IoTデバイスを簡単に構築できる「Tibbo-Pi」(ティーボパイ)
IoTデバイスを簡単に構築できる「Tibbo-Pi」(ティーボパイ)

仙台のIT企業である株式会社コー・ワークスのIoT(モノのインターネット)事業を分離し、2019年4月に創業した。生産設備の稼働状況や電気代、湿度などを計測できるブロック状センサーなど、多彩なモジュールブロックを組み合わせて簡単にIoTデバイスを構築できる「Tibbo-Pi」(ティーボパイ)を18年9⽉に開発・発売したのが発端。IoTの知識があまりない人でもIoTシステムを構築できるため、この事業に可能性を感じ、事業拡大をスピードアップさせるために独立した。

起業後はTibbo-Piの販売と平行して、企業内のIoT技術者を育成するハンズオン(体験教育)セミナーやIoTに関するセミナーを開催した。初心者でも簡単にプログラムを作成できるオープンソースのビジュアルプログラミングツール「Node-Red」(ノードレッド)とTibbo-Piに実際に触りながら、IoTの基礎を学習できる内容だ。ほぼ毎⽉1回の頻度で開催し、1回のセミナーで30人ほどの参加者を集めた。初年度となる20年3月期は約2800万円を売り上げた。

ところが20年4月に最初の緊急事態宣言が出され、リアルで開催していたIoT学習サービスが全てキャンセルになった。社内的には以前からテレワーク環境が整っていたため、全員がテレワークに移⾏した。資金繰りについては、⽇本政策⾦融公庫の無利⼦融資や国の持続化給付⾦を活用したほか、宮城県や仙台市の補助⾦も適⽤範囲が被らない範囲で最⼤限に活⽤した。

2.どのような対策を講じましたか

仙台高等専門学校と取り組む「仙台高専ジュニアドクター育成塾」。高専学生と同社社員が講師となり、小中学生にIoTを教える
仙台高等専門学校と取り組む「仙台高専ジュニアドクター育成塾」。高専学生と同社社員が講師となり、小中学生にIoTを教える

オンラインを活用した学習支援サービス「ガリレオ」の開発を20年3⽉から始め、4月にサービス提供を開始した。動画ベースのオンライン学習プラットフォームは既存のものがすでにあったが、学習コンテンツはゼロからのスタートだった。⾃宅待機している方をユーザーターゲットに設定しており、より迅速にサービスを届ける必要があった。そのため、すべて完成してからリリースするのではなく、学習コンテンツを段階的に提供していった。

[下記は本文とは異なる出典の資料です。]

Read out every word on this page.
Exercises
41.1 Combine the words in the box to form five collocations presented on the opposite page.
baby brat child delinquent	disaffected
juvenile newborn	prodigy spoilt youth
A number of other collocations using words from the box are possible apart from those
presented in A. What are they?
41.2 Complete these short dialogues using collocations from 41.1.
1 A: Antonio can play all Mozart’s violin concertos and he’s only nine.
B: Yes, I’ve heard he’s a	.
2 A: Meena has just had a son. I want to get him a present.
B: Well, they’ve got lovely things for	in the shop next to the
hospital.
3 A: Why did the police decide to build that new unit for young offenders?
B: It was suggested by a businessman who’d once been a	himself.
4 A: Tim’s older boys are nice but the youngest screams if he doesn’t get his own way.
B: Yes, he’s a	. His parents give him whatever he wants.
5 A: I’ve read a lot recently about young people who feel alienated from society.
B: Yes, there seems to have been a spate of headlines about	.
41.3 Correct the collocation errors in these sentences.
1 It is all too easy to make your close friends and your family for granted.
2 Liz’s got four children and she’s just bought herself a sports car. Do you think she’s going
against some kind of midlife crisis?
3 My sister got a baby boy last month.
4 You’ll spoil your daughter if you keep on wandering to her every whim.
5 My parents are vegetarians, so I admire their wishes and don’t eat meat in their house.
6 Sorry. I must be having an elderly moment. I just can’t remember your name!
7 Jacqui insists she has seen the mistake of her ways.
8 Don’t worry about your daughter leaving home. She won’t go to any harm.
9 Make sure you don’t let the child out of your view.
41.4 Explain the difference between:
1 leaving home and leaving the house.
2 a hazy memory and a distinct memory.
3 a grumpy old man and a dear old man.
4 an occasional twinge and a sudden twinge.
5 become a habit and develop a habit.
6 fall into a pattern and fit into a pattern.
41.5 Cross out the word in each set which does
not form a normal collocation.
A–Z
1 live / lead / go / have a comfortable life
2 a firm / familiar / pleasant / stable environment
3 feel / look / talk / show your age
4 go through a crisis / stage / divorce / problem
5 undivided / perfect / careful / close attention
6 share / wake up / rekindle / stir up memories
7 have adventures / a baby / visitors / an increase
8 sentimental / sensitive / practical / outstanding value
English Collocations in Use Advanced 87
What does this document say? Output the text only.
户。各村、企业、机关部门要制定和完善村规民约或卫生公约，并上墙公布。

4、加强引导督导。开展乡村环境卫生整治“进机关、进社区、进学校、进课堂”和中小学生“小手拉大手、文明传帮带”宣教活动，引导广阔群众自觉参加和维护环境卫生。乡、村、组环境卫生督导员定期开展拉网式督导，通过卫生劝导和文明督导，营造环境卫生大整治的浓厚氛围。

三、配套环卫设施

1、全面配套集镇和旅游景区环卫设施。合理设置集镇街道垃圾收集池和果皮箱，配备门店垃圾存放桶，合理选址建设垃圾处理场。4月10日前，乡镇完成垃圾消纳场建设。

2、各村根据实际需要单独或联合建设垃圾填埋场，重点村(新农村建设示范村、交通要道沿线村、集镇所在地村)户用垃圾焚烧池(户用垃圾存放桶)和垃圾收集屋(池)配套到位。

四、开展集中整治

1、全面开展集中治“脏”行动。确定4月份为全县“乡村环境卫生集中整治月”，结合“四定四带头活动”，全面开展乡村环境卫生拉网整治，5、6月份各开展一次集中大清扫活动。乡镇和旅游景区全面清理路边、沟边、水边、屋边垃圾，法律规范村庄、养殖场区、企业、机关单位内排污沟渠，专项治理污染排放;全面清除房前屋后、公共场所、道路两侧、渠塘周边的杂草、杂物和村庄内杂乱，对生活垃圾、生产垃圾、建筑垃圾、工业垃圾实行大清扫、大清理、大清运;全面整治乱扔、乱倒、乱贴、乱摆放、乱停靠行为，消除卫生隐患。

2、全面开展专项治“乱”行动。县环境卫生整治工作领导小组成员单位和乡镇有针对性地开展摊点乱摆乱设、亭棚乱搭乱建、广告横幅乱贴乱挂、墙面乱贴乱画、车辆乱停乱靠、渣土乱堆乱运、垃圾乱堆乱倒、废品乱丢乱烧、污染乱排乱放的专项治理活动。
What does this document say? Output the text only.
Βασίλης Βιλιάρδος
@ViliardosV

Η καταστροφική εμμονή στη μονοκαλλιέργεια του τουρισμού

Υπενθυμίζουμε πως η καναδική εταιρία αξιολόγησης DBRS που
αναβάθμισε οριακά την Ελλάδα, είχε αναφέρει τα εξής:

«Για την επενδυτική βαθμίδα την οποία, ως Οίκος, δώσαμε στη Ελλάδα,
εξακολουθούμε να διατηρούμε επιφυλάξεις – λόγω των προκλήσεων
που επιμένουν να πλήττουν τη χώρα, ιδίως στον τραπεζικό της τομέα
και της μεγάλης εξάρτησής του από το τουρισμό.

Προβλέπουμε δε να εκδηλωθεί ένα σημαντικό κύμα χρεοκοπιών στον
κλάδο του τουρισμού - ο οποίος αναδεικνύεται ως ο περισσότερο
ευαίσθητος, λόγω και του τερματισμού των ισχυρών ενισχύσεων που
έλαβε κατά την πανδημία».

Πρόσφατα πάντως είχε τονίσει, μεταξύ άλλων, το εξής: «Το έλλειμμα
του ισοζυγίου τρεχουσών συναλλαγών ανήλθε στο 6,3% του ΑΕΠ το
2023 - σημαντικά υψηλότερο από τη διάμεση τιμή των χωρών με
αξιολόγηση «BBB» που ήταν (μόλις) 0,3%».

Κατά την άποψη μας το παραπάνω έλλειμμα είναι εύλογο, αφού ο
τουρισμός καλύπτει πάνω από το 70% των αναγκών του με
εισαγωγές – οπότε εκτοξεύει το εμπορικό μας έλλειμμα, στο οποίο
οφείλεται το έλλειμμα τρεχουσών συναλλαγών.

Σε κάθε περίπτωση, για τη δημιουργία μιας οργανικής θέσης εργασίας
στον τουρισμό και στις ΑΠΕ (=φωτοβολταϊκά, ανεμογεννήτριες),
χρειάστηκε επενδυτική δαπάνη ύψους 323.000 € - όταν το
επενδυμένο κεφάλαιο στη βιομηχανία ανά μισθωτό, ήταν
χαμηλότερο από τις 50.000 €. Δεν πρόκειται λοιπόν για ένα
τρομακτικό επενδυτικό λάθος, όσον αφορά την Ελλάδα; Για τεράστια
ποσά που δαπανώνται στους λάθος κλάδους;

実際に照度(明るさ)を計測するハードウェアを作り、そのデータを当社のIoT専用クラウドサービス「IoTクラウド TRY!」に蓄積し、グラフで可視化するまで、受講者が手を動かしながら学習する。これまでリアルの講座では2日間で開催していた内容を、オンライン講座は1カ月のスパンでユーザーの希望するタイミングで学習することを可能にし、遠くは沖縄県をはじめ全国各地で受講される人が増えた。IoTデバイスを構築・学習するサービスはまれであり、多くの企業や支援機関などで導入されている。また宮城県の「先進的AI・IoT活用ビジネス創出実証事業業務」に採択された。

20年9⽉には、オンラインとリアルの両方の良さを兼ね備えたハイブリッド型の学習サービス「ガリレオプラス」も始めた。オンライン学習機能に加え、講師と受講者の双方向コミュニケーションが可能な機能を追加した。コロナ禍でもリアルでのハンズオンセミナーの要望が多かったためで、ハイブリッド型にすることにより、受講環境に応じて柔軟に対応できるようにした。この事業は、内閣府の「沖縄型産業中核⼈材育成事業」に採用されており、今年度も実施する予定となっている。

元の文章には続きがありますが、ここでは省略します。